Cuando dejamos de ver la primavera como un juego de luces y colores, y sentimos que el verano traía
calores en el alma y en los recuerdos, no solo en los días de agobiantes amores desmadrados...
Cuando empezó a picarnos las carnes a impulsos de sangres trastornadas detrás de olores imprecisos, de
tersas siluetas en movimientos continuos, de ocultas sensaciones de furibundos deseos...
Cuando se nos hizo chico el mundo, pequeñas las verdades absolutas, imposibles el amor y la justicia,
descastados los horizontes cotidianos, necesarias las promesas que ya nunca más creíamos...
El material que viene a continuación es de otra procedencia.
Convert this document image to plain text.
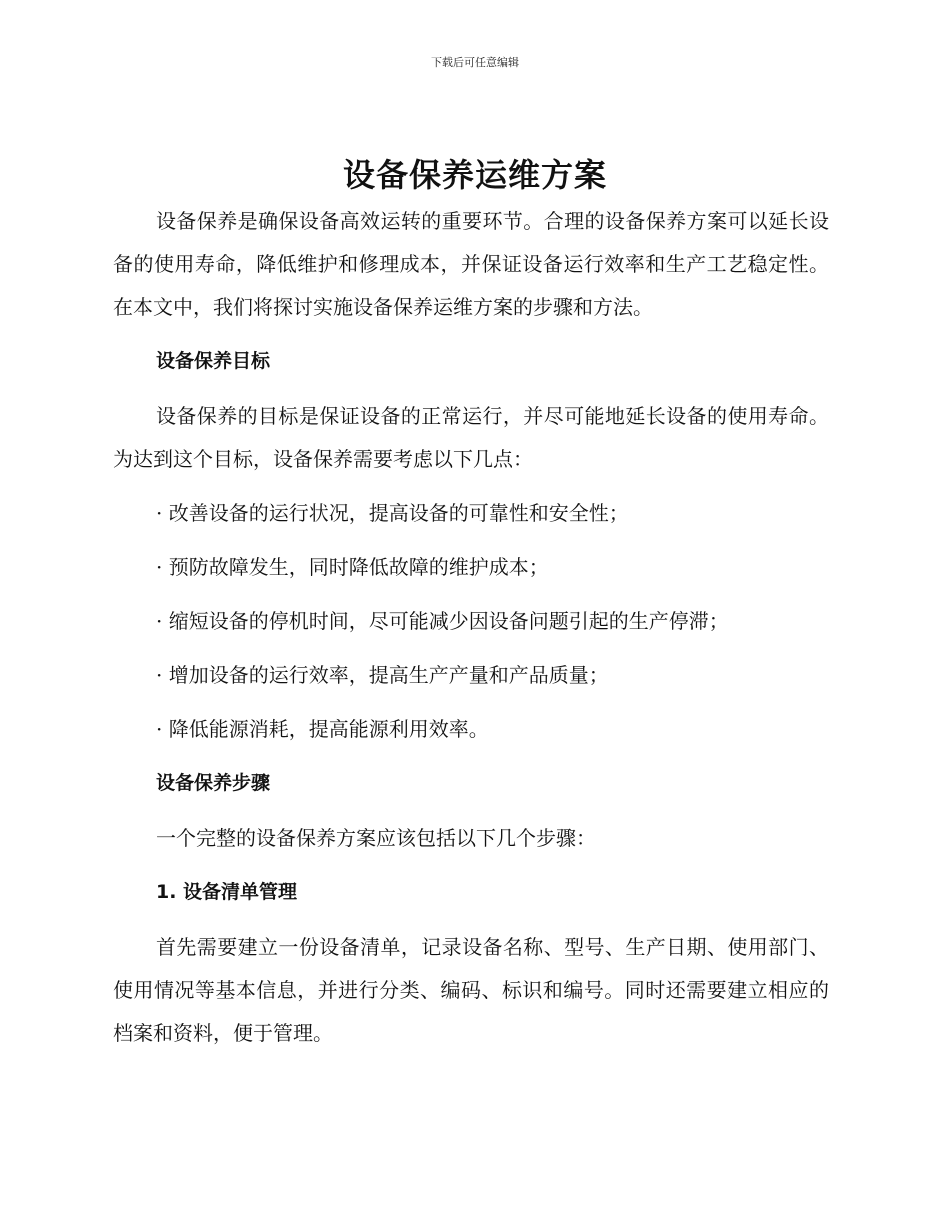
下载后可任意编辑
设备保养运维方案

设备保养是确保设备高效运转的重要环节。合理的设备保养方案可以延长设备的使用寿命，降低维护和修理成本，并保证设备运行效率和生产工艺稳定性。在本文中，我们将探讨实施设备保养运维方案的步骤和方法。

设备保养目标

设备保养的目标是保证设备的正常运行，并尽可能地延长设备的使用寿命。为达到这个目标，设备保养需要考虑以下几点：

· 改善设备的运行状况，提高设备的可靠性和安全性；

· 预防故障发生，同时降低故障的维护成本；

· 缩短设备的停机时间，尽可能减少因设备问题引起的生产停滞；

· 增加设备的运行效率，提高生产产量和产品质量；

· 降低能源消耗，提高能源利用效率。

设备保养步骤

一个完整的设备保养方案应该包括以下几个步骤：

1. 设备清单管理

首先需要建立一份设备清单，记录设备名称、型号、生产日期、使用部门、使用情况等基本信息，并进行分类、编码、标识和编号。同时还需要建立相应的档案和资料，便于管理。
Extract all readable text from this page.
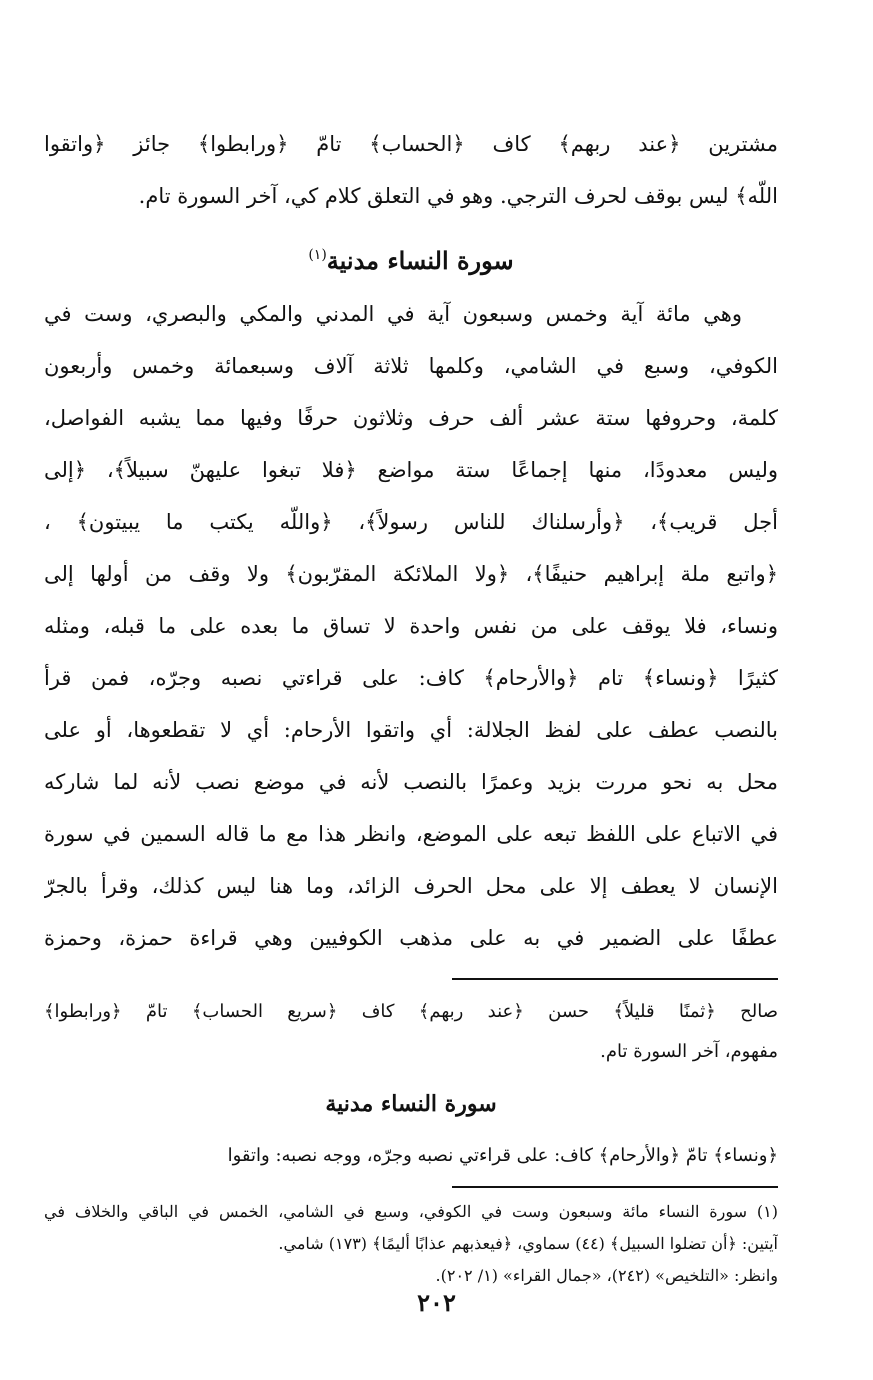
مشترين ﴿عند ربهم﴾ كاف ﴿الحساب﴾ تامّ ﴿ورابطوا﴾ جائز ﴿واتقوا
اللّه﴾ ليس بوقف لحرف الترجي. وهو في التعلق كلام كي، آخر السورة تام.
سورة النساء مدنية$^{(١)}$
وهي مائة آية وخمس وسبعون آية في المدني والمكي والبصري، وست في
الكوفي، وسبع في الشامي، وكلمها ثلاثة آلاف وسبعمائة وخمس وأربعون
كلمة، وحروفها ستة عشر ألف حرف وثلاثون حرفًا وفيها مما يشبه الفواصل،
وليس معدودًا، منها إجماعًا ستة مواضع ﴿فلا تبغوا عليهنّ سبيلاً﴾، ﴿إلى
أجل قريب﴾، ﴿وأرسلناك للناس رسولاً﴾، ﴿واللّه يكتب ما يبيتون﴾ ،
﴿واتبع ملة إبراهيم حنيفًا﴾، ﴿ولا الملائكة المقرّبون﴾ ولا وقف من أولها إلى
ونساء، فلا يوقف على من نفس واحدة لا تساق ما بعده على ما قبله، ومثله
كثيرًا ﴿ونساء﴾ تام ﴿والأرحام﴾ كاف: على قراءتي نصبه وجرّه، فمن قرأ
بالنصب عطف على لفظ الجلالة: أي واتقوا الأرحام: أي لا تقطعوها، أو على
محل به نحو مررت بزيد وعمرًا بالنصب لأنه في موضع نصب لأنه لما شاركه
في الاتباع على اللفظ تبعه على الموضع، وانظر هذا مع ما قاله السمين في سورة
الإنسان لا يعطف إلا على محل الحرف الزائد، وما هنا ليس كذلك، وقرأ بالجرّ
عطفًا على الضمير في به على مذهب الكوفيين وهي قراءة حمزة، وحمزة
صالح ﴿ثمنًا قليلاً﴾ حسن ﴿عند ربهم﴾ كاف ﴿سريع الحساب﴾ تامّ ﴿ورابطوا﴾
مفهوم، آخر السورة تام.
سورة النساء مدنية
﴿ونساء﴾ تامّ ﴿والأرحام﴾ كاف: على قراءتي نصبه وجرّه، ووجه نصبه: واتقوا
(١) سورة النساء مائة وسبعون وست في الكوفي، وسبع في الشامي، الخمس في الباقي والخلاف في
آيتين: ﴿أن تضلوا السبيل﴾ (٤٤) سماوي، ﴿فيعذبهم عذابًا أليمًا﴾ (١٧٣) شامي.
وانظر: «التلخيص» (٢٤٢)، «جمال القراء» (١/ ٢٠٢).
٢٠٢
Cuando tuvimos que admitir que la mentira piadosa fuera nuestra convidada compañera y abandonamos para
siempre el vosotros por el mío pensando que sería dulce y prolífica la trasmutación de la inocencia...
Cuando nos disfrazamos con los ropajes alternantes del viento para dejar de preguntarnos qué sería de
nuestras ideas y de la búsqueda perpleja de la existencia...
Cuando mentimos con pasión o engañamos con terca indiferencia porque era conveniente para un futuro
que ya solo dependía de nuestros impulsos y de nuestros competitivos esfuerzos...
Cuando dimos el salto sin saber muy bien dónde agarrarnos o caer ya que el mundo te andaba obligando
clavándote aguijones desgarrados y voraces en tus dedos juveniles...
Cuando aceptamos que solo lo que nos rodeaba íntimamente podría merecer nuestro amor y nuestro
esfuerzo, e incluso, a veces, ni siquiera eso; cuando enfilamos nuestro rostro marcado hacia una
multitud desafiante sin nombre y sin figura...
Cuando supimos de la soledad y del silencio, del desamor y de la ira, del placer del odio acumulado,
del olvido y la tristeza, de la ambición...
Entonces, entonces dejamos de ser niños.